A new directive from the California Department of Public Health leaves only fading hope for the playing of most high school sports during the 2020-21 school year, especially those scheduled for Season 1. Athletes, coaches, parents and administrators waited more than four months for the update on youth sports, and the news wasn’t good.
The directive, released on Monday, delays sports competitions between teams until at least Jan. 25. When the California Interscholastic Sports Federation — the governing body for prep athletics in the state — announced a revised schedule on July 20, fall sports were scheduled to begin as early as Dec. 19. Two weeks ago, the schedule was pushed back to Jan. 1. The return-to-competition date will be reassessed by Jan. 4.
In the meantime, teams are forbidden to participate in tournaments held outside of California, as had been common during the pandemic.
“It’s not surprising at all,” said Brian James, Burbank High School assistant principal of activities and athletics. “We talked about the surge happening after Thanksgiving and that is now the case, and now we have a major holiday coming through. We will just have to see what happens.”
Sports will be allowed based on a chart that follows California’s color-tiered metric on test positivity and adjusted case rates for COVID-19. The purple tier, indicating a “widespread” infection rate in a given area, means there are more than seven daily cases per 100,000 population. The red tier, indicating a “substantial” infection rate, means there are between four and seven daily cases per 100,000 population. The orange tier, indicating a “moderate” infection rate, means there are between one and 3.9 daily cases per 100,000 population. The yellow tier, indicating a “minimal” infection rate, is reached when there is less than one daily case per 100,000 population. According to data released by the Los Angeles County Department of Public Health on Tuesday, the county had an infection rate of 26.9 positive cases per 100,000.
To begin the playing of football games, for example, which had been scheduled to start in early January, a county would need to be in the moderate, or orange, tier.
“Some of my coaches are not happy with the tiered level of participation,” James said. “That is going to be extremely difficult for football based on the timeline of vaccinations.”
There is positive news, as outdoor sports such as tennis, golf, cross country, and track and field can be held if a county is in the purple tier. Sports allowed to be played in the red tier include baseball, field hockey and girls’ lacrosse. A county must be in the orange tier in order to begin competitions in football, badminton, gymnastics, boys’ lacrosse, soccer, volleyball and water polo. When and if the yellow tier is achieved, competitions will be expanded to include basketball, cheerleading and wrestling.
“We requested that all sports be conducted in the red tier and were hopeful that we would be allowed to proceed accordingly,” said Wigod in a press release that was distributed on Wednesday morning. “While that is not the case today, I want to assure you that the dialogue will continue between the CIF and the California Department of Public Health to try to advocate for the return of education-based athletics as soon as that can happen in a healthy and safe way.”

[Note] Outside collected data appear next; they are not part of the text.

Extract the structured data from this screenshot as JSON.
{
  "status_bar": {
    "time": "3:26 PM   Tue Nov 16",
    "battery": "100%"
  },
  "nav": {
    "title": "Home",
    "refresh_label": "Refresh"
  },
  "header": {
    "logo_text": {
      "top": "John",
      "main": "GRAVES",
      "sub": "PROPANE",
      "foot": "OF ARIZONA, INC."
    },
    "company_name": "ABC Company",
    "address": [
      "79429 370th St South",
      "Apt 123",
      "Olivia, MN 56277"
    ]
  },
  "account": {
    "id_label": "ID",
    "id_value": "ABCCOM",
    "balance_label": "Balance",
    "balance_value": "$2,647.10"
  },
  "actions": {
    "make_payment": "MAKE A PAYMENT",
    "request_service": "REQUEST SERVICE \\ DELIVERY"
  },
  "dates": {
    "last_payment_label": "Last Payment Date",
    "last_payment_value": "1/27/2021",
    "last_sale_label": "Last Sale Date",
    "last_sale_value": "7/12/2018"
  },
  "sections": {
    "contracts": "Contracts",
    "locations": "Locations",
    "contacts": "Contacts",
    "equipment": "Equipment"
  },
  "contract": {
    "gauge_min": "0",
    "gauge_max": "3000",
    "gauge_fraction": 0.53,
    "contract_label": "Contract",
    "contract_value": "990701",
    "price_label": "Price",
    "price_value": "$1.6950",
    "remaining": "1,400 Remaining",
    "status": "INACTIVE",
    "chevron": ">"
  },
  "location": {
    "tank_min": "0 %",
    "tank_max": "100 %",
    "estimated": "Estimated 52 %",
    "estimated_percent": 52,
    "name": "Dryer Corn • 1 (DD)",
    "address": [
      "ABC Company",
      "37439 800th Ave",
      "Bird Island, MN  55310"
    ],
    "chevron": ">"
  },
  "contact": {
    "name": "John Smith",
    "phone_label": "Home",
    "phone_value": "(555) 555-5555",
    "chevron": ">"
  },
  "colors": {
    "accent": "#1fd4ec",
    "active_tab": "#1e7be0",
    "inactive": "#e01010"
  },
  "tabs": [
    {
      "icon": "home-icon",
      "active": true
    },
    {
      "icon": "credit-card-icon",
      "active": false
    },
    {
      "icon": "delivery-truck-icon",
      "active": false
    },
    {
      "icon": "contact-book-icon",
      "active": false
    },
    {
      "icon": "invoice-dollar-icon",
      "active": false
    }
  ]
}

The Burbank Unified School District closed its doors in March and halted all extracurricular activities to prevent the spread of COVID-19. With permission from the county, the BUSD opened its facilities in early November to allow student-athletes and coaches back on campus for conditioning and light workouts. However, the district shut down all athletic activities on Nov. 30 due to concerns over the alarming surge of coronavirus cases in L.A. County.
Steven Hubbell, John Burroughs High School assistant principal of activities and athletics, remains hopeful but awaits an update from the county, which could be more restrictive than the state’s guidelines and protocols.
“There are many sports in the yellow and orange tiers, but we’ve never been in the yellow or orange. We, as L.A. County, have been in the purple tier the entire time. I don’t see superintendents even considering [playing athletics] at this point.”
Hubbell also expressed concern over the possible delay of seasons, which would be a logistical nightmare for administrators planning practices and games.
“We are going to have so many sports overlapping that they won’t even have enough time to practice,” he said.
School officials urged the Burbank community to do their part in helping student-athletes get back on the field sooner by adhering to the public health department’s recommendations.
“That’s what we’ve been saying from the start, and people are recognizing that messaging from before about keeping the numbers down,” James said. “We are getting far less pushback now from families seeing this incredible surge. Even with those with less concern before, I’m seeing greater acceptance of the decisions from the district and the county.”
On July 20, the CIF announced its updated schedule for the 2020-21 school year that retained all previous sports but employs a two-season format. The CIF’s new calendar postponed the beginning of the traditional fall season — Season 1 — with several sports being shuffled between seasons. Winter sports, such as basketball, were woven into spring sports, with regional or state playoffs ending June 19 and those offerings are now designated as Season 2.
“There is no doubt that we have significant challenges ahead of us,” Wigod concluded. “We must try to overcome those challenges with every effort we can make in support of our student-athletes. It is too important to them for us to not do everything we can do on their behalf to keep their dreams alive. Now is not the time to lose hope and I know I can count on you to continue to fight for what we all believe in.”
— Oscar Areliz contributed to this report.